In this example we use the eager API to:

  1. Read the iris dataset.
  2. Filter the dataset based on sepal length
  3. Calculate the mean of the sepal width per species

Every step is executed immediately returning the intermediate results. This can be very wasteful as we might do work or load extra data that is not being used. If we instead used the lazy API and waited on execution until all the steps are defined then the query planner could perform various optimizations.
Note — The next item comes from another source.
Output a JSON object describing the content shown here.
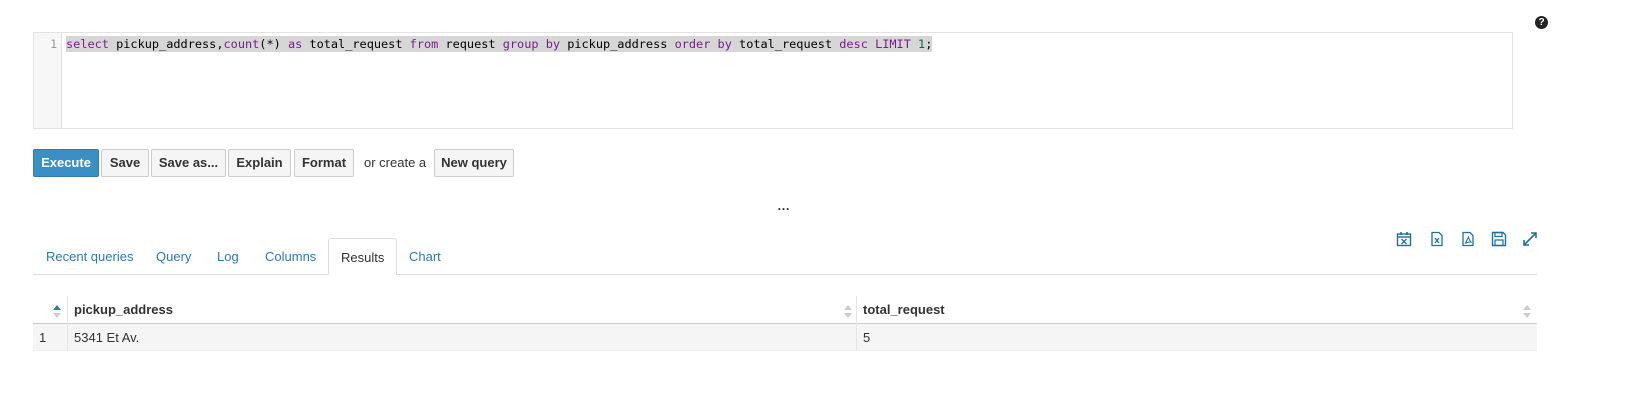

In this case:

  • Predicate pushdown: Apply filters as early as possible while reading the dataset, thus only reading rows with sepal length greater than 5.
  • Projection pushdown: Select only the columns that are needed while reading the dataset, thus removing the need to load additional columns (e.g. petal length & petal width)

scan_csv

q = (
    pl.scan_csv("docs/data/iris.csv")
    .filter(pl.col("sepal_length") > 5)
    .group_by("species")
    .agg(pl.col("sepal_width").mean())
)

df = q.collect()

LazyCsvReader · Available on feature csv

let q = LazyCsvReader::new("docs/data/iris.csv")
    .has_header(true)
    .finish()?
    .filter(col("sepal_length").gt(lit(5)))
    .group_by(vec![col("species")])
    .agg([col("sepal_width").mean()]);
let df = q.collect()?;
println!("{}", df);

These will significantly lower the load on memory & CPU thus allowing you to fit bigger datasets in memory and process faster. Once the query is defined you call collect to inform Polars that you want to execute it. In the section on Lazy API we will go into more details on its implementation.

Eager API

In many cases the eager API is actually calling the lazy API under the hood and immediately collecting the result. This has the benefit that within the query itself optimization(s) made by the query planner can still take place.

When to use which

In general the lazy API should be preferred unless you are either interested in the intermediate results or are doing exploratory work and don't know yet what your query is going to look like.